Tak więc otwarcie handlu na rynku kasowym Wall Street wypadło w zielonych odcieniach. Wskaźnik największych blue chipów Dow Jones IA wystartował z około 2 proc. zyskiem. Indeks szerokiego rynku S&P500 zwyżkował o 2,5 proc. zaś technologiczny Nasdaq drożał o 2,7 proc.
Warto wspomnieć, że przed sesją opublikowana została pierwsza partia danych makro z gospodarki USA. Odczyt dotyczący sprzedaży detalicznej mocno rozczarował. Zarówno w przypadku sprzedaży ogółem, jak i bez środków transportu odnotowano bowiem w lutym jej spadek, choć oczekiwano niewielkiego wzrostu. To najgorszy wynik od września. I to jeszcze przed wybuchem epidemii koronawirusa.
Lepsza od prognoz okazała się za to produkcja przemysłowa, która w lutym wzrosła o 0,6 proc.
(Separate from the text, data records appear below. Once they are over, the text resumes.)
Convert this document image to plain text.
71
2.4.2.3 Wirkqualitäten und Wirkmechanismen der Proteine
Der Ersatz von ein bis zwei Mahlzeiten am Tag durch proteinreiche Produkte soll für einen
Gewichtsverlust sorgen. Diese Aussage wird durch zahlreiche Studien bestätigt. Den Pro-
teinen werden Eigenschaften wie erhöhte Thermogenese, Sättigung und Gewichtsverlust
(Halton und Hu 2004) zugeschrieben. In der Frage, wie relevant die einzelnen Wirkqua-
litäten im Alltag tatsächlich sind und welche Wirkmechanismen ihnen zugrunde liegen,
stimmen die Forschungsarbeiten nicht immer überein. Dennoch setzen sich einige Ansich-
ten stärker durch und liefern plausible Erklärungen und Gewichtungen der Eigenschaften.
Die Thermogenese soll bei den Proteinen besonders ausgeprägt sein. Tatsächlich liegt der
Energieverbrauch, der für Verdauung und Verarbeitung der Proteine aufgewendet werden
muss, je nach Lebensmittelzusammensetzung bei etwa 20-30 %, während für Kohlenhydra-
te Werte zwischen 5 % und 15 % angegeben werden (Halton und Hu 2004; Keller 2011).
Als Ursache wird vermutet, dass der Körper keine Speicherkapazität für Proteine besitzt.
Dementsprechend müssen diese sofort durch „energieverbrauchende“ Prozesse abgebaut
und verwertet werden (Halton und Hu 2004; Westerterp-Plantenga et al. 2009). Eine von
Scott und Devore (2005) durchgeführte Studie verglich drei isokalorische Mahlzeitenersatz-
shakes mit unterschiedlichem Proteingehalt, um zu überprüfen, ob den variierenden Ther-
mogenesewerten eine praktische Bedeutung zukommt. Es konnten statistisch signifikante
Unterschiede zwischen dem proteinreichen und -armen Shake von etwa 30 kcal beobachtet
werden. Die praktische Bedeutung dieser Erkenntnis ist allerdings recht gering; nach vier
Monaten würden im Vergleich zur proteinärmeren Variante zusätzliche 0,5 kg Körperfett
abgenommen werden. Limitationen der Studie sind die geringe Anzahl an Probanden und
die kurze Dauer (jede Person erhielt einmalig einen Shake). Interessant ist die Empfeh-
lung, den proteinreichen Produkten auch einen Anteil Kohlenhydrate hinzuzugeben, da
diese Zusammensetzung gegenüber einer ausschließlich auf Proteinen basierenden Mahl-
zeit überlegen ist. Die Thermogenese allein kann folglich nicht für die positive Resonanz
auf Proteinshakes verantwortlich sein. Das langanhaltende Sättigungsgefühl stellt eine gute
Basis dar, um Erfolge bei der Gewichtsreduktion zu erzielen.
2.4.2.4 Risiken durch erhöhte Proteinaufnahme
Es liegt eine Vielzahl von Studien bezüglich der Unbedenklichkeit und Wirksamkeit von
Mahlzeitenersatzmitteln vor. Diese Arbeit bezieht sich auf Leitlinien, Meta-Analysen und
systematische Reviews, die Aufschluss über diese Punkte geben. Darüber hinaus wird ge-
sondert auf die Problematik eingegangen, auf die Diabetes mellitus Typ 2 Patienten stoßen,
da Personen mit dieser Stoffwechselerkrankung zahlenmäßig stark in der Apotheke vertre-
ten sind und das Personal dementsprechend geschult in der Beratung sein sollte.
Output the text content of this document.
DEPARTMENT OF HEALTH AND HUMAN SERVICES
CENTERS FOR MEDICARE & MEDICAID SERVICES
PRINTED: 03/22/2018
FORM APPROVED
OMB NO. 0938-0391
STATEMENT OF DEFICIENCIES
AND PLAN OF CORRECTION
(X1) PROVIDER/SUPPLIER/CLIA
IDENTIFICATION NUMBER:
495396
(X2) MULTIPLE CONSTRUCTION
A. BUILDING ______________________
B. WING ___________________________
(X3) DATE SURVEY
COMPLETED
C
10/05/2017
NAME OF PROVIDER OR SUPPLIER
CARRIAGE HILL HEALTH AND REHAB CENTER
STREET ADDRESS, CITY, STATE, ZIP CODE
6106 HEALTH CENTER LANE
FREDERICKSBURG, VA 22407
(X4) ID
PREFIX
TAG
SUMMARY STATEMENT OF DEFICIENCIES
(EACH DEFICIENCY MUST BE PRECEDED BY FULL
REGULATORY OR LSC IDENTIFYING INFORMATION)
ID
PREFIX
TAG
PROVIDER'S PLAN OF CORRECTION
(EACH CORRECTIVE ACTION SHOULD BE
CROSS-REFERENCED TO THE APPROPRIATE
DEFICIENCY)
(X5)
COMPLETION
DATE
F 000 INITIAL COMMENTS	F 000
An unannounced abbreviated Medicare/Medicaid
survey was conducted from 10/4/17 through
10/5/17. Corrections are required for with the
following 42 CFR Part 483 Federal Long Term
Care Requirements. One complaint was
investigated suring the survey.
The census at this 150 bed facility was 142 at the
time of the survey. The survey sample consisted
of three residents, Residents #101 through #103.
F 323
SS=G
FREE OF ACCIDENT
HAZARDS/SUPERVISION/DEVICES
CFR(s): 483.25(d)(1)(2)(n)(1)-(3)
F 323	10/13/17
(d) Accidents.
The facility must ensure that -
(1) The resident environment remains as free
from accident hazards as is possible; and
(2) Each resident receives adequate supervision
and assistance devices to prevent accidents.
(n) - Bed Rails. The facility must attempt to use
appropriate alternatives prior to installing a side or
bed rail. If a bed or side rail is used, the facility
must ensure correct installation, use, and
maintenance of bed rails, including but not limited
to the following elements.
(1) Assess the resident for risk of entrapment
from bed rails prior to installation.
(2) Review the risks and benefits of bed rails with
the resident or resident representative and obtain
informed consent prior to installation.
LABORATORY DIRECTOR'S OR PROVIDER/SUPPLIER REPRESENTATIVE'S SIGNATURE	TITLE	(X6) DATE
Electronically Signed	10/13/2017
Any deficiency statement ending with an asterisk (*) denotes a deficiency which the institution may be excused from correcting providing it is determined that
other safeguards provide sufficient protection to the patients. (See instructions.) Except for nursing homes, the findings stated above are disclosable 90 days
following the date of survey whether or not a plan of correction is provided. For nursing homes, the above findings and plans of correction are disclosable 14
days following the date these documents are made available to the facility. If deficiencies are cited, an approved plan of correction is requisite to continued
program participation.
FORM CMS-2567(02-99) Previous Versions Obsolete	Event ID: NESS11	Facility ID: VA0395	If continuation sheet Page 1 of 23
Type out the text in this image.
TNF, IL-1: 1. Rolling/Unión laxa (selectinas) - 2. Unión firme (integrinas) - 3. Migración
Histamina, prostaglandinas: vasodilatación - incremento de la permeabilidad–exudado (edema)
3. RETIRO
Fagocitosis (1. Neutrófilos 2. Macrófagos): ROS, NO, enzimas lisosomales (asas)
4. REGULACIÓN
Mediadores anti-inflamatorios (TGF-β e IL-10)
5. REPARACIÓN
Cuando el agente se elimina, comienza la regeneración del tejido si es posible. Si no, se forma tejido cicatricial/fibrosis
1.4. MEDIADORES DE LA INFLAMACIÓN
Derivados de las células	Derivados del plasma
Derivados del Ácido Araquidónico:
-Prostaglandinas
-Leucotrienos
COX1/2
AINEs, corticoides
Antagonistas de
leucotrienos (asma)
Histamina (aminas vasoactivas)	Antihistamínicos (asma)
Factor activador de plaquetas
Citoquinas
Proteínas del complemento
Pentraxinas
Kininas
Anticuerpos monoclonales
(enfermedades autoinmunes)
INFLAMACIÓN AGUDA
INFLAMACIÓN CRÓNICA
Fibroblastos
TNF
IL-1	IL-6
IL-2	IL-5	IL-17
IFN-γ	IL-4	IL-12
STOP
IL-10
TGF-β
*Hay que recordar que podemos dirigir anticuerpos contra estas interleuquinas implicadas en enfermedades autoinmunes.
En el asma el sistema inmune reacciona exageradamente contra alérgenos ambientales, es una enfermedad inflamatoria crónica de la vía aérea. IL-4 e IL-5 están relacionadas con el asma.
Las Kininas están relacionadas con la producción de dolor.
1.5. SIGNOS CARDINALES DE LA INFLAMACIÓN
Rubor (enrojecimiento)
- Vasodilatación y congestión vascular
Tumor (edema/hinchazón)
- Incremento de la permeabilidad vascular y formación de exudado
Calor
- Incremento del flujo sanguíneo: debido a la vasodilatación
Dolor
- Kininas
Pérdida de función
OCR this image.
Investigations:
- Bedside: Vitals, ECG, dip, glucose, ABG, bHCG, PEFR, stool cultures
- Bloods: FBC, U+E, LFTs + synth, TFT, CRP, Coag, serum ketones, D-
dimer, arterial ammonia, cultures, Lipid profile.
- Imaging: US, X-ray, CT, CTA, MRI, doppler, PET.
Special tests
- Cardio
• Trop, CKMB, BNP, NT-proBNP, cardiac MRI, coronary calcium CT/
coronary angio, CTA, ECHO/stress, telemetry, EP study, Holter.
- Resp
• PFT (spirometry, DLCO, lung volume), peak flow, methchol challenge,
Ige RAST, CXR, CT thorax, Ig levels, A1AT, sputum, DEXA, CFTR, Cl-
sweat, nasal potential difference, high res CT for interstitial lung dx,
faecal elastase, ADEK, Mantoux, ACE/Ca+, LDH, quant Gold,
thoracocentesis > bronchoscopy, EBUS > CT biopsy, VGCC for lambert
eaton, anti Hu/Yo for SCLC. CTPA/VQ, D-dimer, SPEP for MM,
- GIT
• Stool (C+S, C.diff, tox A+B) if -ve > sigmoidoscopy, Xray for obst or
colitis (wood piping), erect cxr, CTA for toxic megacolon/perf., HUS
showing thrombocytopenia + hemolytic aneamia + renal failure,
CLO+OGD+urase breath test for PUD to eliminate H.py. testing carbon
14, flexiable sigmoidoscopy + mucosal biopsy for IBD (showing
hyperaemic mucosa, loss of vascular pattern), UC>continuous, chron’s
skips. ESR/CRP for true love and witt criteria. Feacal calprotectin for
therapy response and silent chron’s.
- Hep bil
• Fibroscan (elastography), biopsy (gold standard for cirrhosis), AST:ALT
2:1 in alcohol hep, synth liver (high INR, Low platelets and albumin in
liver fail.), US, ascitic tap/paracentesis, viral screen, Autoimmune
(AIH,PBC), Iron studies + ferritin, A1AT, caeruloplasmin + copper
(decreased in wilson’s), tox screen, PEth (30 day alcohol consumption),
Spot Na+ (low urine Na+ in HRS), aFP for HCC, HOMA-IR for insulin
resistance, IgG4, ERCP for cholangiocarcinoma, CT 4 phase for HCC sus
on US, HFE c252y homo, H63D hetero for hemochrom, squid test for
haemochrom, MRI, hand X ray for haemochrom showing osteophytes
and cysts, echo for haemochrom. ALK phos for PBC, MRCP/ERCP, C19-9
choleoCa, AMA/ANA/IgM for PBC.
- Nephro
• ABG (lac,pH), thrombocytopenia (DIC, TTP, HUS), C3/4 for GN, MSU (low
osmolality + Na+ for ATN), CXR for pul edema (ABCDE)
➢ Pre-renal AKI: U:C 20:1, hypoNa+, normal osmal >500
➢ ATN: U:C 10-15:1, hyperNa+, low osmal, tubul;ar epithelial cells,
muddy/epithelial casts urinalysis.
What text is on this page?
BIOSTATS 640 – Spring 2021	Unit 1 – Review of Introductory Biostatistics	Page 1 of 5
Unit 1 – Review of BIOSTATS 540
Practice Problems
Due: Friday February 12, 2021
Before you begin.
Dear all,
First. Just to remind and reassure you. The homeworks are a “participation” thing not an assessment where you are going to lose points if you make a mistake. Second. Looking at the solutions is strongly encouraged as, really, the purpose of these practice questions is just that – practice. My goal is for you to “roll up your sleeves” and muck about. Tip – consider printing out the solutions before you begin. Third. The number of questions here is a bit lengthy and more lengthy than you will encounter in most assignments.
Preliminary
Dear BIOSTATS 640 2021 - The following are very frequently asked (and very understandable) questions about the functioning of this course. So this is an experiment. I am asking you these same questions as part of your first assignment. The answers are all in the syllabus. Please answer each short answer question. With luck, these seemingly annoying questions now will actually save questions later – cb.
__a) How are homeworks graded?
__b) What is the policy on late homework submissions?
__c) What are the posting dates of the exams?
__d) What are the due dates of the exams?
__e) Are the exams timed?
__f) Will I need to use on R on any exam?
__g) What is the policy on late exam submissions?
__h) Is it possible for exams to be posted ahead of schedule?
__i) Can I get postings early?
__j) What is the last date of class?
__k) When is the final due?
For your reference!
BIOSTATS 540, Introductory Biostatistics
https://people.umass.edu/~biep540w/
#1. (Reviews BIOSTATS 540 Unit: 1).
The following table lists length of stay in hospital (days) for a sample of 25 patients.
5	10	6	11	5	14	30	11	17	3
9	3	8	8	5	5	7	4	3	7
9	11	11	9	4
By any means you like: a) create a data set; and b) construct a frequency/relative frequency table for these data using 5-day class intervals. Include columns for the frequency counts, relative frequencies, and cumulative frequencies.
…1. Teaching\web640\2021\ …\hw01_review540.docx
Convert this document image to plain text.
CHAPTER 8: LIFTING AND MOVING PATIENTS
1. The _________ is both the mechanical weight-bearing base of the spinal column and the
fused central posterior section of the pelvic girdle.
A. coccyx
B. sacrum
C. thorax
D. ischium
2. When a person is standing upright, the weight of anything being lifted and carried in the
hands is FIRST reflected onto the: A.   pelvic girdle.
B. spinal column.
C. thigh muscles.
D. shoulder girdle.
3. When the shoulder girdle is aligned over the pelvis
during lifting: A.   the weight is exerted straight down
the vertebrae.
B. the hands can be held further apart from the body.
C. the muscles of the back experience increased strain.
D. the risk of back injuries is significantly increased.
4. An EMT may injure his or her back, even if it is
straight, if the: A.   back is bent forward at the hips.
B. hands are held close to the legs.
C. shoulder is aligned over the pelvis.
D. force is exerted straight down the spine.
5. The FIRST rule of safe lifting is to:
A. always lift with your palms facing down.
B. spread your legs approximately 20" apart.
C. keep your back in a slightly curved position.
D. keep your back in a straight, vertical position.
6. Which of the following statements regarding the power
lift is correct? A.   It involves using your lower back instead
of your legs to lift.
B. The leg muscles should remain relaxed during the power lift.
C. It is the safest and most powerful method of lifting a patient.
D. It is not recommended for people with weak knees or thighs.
Mniejsze znaczenie ma z kolei wzrost wykorzystania mocy produkcyjnych, choć nie sprostał medianę oczekiwań.
Z istotnych informacji jaką mogą mieć przełożenie na wyceny akcji można wymienić m.in. wzrost rentowności amerykańskich benchmarkowych 10-letnich obligacji o około 7 punktów bazowych, wzrost wyceny dolara, niewielką aprecjację notowań ropy WTI i przecenę złota.